I just couldn’t take it no more.
I faked having a cramp (yeah I took that one from you ladies’ book)
I’ve unplugged myself from her slowly.
Only to plug my phone a couple minutes later.
I know it’s not a subtle maneuver but once again there was that unsaid-unheard understanding between us.
Plus, she was kind enough to let me use her electricity and Wi-Fi none the less.
Drake was still crooning in the background. I’m naked, she’s naked but now we got covers on.
I’m scrolling through what seems like infinity and I’m like ”What Is Wrong With Me?”
As if she could read my mind, SHE went down on me this time, I let the phone down.
What ”Sleeping Early Tonight” meant, that wasn’t the case here.
She said she enjoyed the moment, I said ”same”.
I went back home.
She went back on Tinder. Well, I don’t know for sure but I know I would.
The next morning, I was reading an article in the Atlantic about an actual sex drought going for millennials like me.
Using my old-man-born-and-stuck-in-the-90’s voice, I said some like ”We used to be too busy fucking, now we’re too fucking busy”.
The article actually gives a lot of factors. Erectile dysfunction pops up a lot.
The hookup culture, lack of social skills.
Not to play Captain Obvious but the phones were also mentioned.

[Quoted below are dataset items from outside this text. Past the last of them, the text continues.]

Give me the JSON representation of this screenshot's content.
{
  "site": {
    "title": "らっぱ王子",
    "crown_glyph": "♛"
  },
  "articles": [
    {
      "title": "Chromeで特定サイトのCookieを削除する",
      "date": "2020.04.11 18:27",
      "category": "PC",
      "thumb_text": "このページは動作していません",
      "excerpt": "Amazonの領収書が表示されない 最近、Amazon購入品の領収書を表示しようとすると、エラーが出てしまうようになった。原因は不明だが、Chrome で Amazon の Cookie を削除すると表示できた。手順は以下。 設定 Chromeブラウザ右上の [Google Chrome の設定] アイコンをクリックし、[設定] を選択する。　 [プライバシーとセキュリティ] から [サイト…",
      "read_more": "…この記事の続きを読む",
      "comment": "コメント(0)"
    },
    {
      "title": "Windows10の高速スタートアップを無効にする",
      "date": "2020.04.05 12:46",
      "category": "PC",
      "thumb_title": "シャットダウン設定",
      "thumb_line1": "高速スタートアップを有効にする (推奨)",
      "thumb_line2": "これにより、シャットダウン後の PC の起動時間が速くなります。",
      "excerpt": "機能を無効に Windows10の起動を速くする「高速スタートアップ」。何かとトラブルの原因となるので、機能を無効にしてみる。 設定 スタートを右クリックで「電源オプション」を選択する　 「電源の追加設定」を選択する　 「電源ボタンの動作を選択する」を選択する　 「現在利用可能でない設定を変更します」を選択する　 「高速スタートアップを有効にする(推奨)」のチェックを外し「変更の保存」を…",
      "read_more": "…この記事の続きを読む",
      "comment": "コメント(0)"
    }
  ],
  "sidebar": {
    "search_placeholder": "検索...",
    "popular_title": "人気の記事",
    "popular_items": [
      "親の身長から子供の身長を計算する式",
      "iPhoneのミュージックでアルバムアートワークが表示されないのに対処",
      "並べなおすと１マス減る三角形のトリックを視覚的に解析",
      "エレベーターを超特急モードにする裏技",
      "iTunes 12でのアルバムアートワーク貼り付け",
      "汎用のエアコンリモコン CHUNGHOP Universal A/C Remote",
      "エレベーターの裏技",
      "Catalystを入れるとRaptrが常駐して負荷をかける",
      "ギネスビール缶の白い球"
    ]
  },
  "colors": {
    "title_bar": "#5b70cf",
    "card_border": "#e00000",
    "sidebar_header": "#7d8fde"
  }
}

Dipping my tea bag like Sherlock Holmes,
I thought about me having to go down on this lady yesterday just to make her let the phone down.
One thing led to the next, I thought about the fact that I hadn’t had sex for like a month and a half before yesterday.
I wasn’t even thinking about it, now that’s ALL I can think of like I’m 16 again.
Thinking about swiping my finger again and again to fix that only to stop my ”Swiping Finger” in shock.
I said to myself ”But when did I had an actual real conversation with a woman?”.
Or existential questions like ”Do I know people further than their Instagram bios?!”
I felt like Isaac Newton under the tree even though my apple would be Siri these days.
I felt like Moses for a hot minute. Saving people from the trials and social mutilations of the internet.
Perhaps right before I could reach this ‘‘Budda-Mohammed-Of Nazareth” state, my phone was ringing.
Guess what? The yesterday girl was on the line talking about maybe being the today girl.
Is this what Tinder has come to? There are many droughts in the world.
Food droughts, water droughts, apparently morals droughts and now here
we are with this sex drought.
How to stop being too fucking busy all the way back to too busy fucking?
I don’t have the answer but if you go down on me and I happen
to let my phone down and start rewire my brain to think like a human being.
I might come up with a little something.